Still, the slower than usual heartbeat, and the fact that the baby measured
almost a week and a half behind where it should left me with an ominous
feeling. They scheduled another ultrasound for a week-and-a-half later and sent
me home.
Just as a mother is the first to know of her baby’s existence,
I believe that I knew almost immediately when that little flicker of a
heartbeat officially stopped beating. I didn’t feel pregnant anymore, even
though I had had no more outward signs that that was the case. We waited
several more days for the follow up ultrasound, but when they went to look for
the heartbeat, the tech turned the screen away from us, and I knew that the
baby was gone. I should have been eight weeks pregnant.
First, I was consumed with guilt. If only I had been patient
and waited to thin the hostas, I might not have caused the bruising on my
uterus. (My midwife assured me that the bruise was there from conception, and
nothing that I could have done would have changed the outcome.) Then there were
the days that I stayed in bed, unwilling to face the rest of the world,
especially the people I felt that I had somehow let down by miscarrying this
baby.
Knowing that I needed to return to normal life, I decided
one day to go do some early Christmas shopping. I love the Christmas season,
and I thought that the decorations and the atmosphere might help snap me out of
the funk I was experiencing. I was looking through the ornament section at a
local department store when I came across the “Baby’s First Christmas”
ornaments. I fled the store, half-blinded by tears and drove home.
One night, R asked me to read the book “Horton Hears a Who”
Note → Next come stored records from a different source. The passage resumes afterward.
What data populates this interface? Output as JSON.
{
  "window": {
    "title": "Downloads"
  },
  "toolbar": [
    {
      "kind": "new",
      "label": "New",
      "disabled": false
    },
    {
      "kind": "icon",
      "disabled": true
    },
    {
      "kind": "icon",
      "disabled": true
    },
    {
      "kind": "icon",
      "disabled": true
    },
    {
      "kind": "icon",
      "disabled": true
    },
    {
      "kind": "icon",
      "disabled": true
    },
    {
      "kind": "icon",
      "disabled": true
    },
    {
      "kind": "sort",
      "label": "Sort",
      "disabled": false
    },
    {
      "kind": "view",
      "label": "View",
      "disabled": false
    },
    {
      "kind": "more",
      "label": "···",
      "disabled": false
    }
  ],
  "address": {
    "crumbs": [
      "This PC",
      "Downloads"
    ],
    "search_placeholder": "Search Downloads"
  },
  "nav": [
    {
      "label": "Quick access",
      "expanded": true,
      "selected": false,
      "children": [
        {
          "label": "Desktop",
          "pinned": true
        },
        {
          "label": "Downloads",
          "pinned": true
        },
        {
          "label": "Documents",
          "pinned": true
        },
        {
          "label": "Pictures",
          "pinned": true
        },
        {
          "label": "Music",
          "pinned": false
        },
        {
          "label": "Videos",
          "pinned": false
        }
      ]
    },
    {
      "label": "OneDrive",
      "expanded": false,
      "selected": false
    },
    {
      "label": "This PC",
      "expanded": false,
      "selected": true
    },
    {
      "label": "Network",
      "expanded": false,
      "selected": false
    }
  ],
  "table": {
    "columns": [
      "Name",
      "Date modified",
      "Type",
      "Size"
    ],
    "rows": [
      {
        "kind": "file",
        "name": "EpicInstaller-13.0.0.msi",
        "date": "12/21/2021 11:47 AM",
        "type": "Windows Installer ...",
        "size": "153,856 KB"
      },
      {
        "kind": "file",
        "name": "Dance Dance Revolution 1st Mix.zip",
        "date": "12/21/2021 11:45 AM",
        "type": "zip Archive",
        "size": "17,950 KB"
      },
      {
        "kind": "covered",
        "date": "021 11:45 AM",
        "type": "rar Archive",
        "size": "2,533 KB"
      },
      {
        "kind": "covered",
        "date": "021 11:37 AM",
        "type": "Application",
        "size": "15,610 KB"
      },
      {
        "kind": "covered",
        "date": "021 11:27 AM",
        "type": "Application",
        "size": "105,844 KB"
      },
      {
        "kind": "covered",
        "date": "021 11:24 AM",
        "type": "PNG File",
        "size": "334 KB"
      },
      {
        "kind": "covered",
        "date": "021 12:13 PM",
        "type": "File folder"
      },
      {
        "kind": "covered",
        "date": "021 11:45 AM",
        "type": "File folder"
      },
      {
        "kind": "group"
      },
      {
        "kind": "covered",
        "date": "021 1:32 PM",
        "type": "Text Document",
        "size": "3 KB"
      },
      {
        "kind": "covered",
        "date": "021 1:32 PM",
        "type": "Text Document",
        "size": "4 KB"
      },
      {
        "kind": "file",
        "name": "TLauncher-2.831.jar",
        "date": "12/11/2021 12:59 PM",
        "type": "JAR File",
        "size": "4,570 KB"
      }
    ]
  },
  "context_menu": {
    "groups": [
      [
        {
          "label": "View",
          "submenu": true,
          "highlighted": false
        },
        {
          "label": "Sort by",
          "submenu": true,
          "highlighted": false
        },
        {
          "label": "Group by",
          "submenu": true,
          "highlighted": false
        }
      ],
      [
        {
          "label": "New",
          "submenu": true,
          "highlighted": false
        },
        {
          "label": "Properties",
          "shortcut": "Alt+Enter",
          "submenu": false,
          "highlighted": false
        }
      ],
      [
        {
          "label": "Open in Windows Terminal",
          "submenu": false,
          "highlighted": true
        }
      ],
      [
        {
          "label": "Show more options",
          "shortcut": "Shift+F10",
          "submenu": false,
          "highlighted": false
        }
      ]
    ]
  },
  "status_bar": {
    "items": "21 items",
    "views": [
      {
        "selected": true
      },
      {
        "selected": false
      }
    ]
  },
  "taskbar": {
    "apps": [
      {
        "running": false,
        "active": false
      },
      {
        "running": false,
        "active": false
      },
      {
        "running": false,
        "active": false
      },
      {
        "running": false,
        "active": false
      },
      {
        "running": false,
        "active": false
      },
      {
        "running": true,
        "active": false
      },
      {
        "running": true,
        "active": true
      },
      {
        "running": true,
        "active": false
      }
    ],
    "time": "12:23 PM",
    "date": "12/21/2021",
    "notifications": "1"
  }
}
before bedtime. It was a book we had read a hundred times. Horton the Elephant
discovers a microscopic world of tiny people called the Whos, and he saves them
from certain destruction. There’s a line in the book that reads, “A person’s a
person, no matter how small.” When we reached that line, J had to take over and
put R to bed that night.
Although we told few people outside of our families and a
couple of very close friends, I confided in a friend and colleague at work. His
wife had had a miscarriage between the births of their son and daughter many
years before. He shared with me how difficult the experience had been on them,
especially her. And then he said something that, although I couldn’t fully
appreciate the message in the moment, stuck with me for many months. In
retrospect, it was probably the most sage advice given to me during that time
period.
What he told me was this: “Looking back now, I know that
without what happened to us, even though it was so difficult, I wouldn’t have
my daughter or my grandchildren. I might have a different child and different
grandchildren, but not exactly these ones, and I can’t imagine my life without
them.”
K was conceived a few months later, and when I look at her
today, I find it impossible to think about my life without her. My sassy girl
with innocent blue eyes and full, pouty lips, her blonde curls cascading down
the back of her sweet baby neck. The bossy way she reminds everyone to put
their coat on before going outside, and how she must identify every person she
knows in a photograph before she can move on. What would my life be like
without her raspy little voice singing along to “I Love You a Bushel and a
Peck” or finishing each line in the Madeline books?
As the months went on, and I confided in more friends and
family members, I realized how common miscarriage is, and how many of us had silently
gone through the cycle of joy, hope, fear, disappointment and sorrow. I
wondered why this wasn’t a topic more widely discussed among women. There are
few things worse than feeling alone.
The baby we lost would have been three this May, and even
though the hosta-side of the house can still put me in a melancholy mood, and I
sometimes wonder whether it was a boy or a girl and what he or she might have
been like, I know that if I had been spared the pain of experiencing
miscarriage, I would also have missed the elation of being K’s momma. In a
roundabout way, I feel gratitude toward that tiny person the rest of the world
never got to know, but who for six short weeks lived under my heart, and who will
live for the rest of my life inside of it.